Some days, I still wasn’t sure I’d made the right decision. Especially when, in senior year, the bastard locked me out of our room all night so he could make time with our linguistics professor.
I was willing to bet there’d been some lingual action going on, but if it had anything to do with tutoring, I’d have eaten my boots. He was my best friend, but I wouldn’t live with him again for all the gold in th’Esar’s vaults and a night with th’Esarina, beautiful as she was. There were limits to a man’s patience, after all, and living with Roy was my limit.
“Sorry to keep you waiting,” Roy said, appearing at the top of the stairs. Finicky bastard always did like to make an entrance, especially if there was an audience, though it didn’t seem to matter much either way because we were both used to him. “We’re ordering in. I hope you don’t mind.”
“My stomach’s had enough of your good old-fashioned home cooking to last a lifetime,” I told him. Having food brought in was like reprieve from battle at the last moment, as far as I was concerned, and I wouldn’t be paying for it in the trenches afterward, either.
“You told me you never cooked,” Hal said, with a smile like he already had some idea where this was going. He hadn’t taken his eyes off of Royston since he’d appeared on the stairs, which was sweet in its own way, if also a little nauseating by my own personal standards. No carriage could run on three wheels.
“There is a very good reason for that,” Royston said, shooting me a dark look. “Though one wouldn’t expect a man of war to be so squeamish. I ate it, anyway.”
“Man can be more than one thing at the same time,” I said, which was true enough.
The caterer arrived before we’d even made it into the dining room. Despite the Crescents’ completely off-the-rocker design and how easy it was to get lost just trying to pass through it, somehow the deliveries always made it there, probably because it gave them most of their business. Roy intimated that it had to do with some magic spell or other, but I had a feeling it was more to do with the fact that most magicians didn’t have time for making dinner, and coin was the real magic at work.
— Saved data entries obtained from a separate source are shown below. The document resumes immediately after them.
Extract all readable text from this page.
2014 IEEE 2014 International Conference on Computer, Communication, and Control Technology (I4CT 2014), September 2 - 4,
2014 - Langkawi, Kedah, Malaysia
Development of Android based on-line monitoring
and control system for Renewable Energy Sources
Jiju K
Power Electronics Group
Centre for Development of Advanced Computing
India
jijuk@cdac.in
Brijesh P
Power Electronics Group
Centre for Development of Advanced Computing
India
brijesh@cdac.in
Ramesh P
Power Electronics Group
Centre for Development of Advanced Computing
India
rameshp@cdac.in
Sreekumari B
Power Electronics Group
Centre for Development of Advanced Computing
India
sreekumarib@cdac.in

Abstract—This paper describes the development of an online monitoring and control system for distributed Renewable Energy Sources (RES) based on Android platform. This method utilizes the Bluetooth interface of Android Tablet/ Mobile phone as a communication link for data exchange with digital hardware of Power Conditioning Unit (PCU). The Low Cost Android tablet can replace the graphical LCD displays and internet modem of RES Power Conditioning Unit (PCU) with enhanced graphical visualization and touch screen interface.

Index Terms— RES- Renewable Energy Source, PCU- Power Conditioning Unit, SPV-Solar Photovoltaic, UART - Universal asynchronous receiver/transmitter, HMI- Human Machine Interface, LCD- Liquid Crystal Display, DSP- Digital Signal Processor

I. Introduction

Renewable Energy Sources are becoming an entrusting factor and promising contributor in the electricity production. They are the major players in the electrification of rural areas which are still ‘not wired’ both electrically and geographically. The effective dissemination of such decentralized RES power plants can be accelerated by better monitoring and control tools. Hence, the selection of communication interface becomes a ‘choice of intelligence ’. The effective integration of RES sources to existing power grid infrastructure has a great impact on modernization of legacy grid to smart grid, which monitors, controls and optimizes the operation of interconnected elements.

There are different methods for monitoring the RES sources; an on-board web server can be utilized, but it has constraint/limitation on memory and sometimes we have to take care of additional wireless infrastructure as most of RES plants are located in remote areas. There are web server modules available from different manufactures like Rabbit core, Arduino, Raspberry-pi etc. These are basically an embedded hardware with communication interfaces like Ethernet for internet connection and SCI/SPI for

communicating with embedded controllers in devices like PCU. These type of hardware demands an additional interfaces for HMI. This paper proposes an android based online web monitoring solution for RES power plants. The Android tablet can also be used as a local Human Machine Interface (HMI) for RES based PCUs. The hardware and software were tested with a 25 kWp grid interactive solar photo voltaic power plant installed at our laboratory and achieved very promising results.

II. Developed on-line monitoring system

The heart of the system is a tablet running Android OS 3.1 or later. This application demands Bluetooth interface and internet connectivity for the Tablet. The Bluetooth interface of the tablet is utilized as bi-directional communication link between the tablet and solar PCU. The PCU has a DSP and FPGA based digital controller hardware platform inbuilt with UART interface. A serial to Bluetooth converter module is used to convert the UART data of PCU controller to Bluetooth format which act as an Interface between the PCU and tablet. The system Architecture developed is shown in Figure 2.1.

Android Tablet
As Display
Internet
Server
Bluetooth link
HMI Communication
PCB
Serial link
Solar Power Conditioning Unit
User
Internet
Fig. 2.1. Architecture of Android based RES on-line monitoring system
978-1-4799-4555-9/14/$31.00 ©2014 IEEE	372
The dining room itself was a cozy enough place, or at least I’d always liked it: dark mahogany furniture and a small chandelier set over the table to give off light. I didn’t know my ass from my top end when it came to decorating a room, but I had to hand it to Roy. He had a knack for putting things together so that they just felt right. It wasn’t a skill I could’ve used in any way—put down a chair and a table and a bed and you had yourself a house you could live in just fine—so I didn’t envy him so much as I enjoyed reaping the benefits from time to time. There was a stack of books in the corner, no doubt related to whatever rubbish Roy was working on at the minute and couldn’t bear to be parted from, and I saw something on the china cabinet shelf that looked distinctly like an essay or some lecture notes. That made me shudder, bringing to mind my own lecture notes, which were currently just a list of pupils I didn’t like, as well as the ones I knew I wouldn’t like by the time the week was out.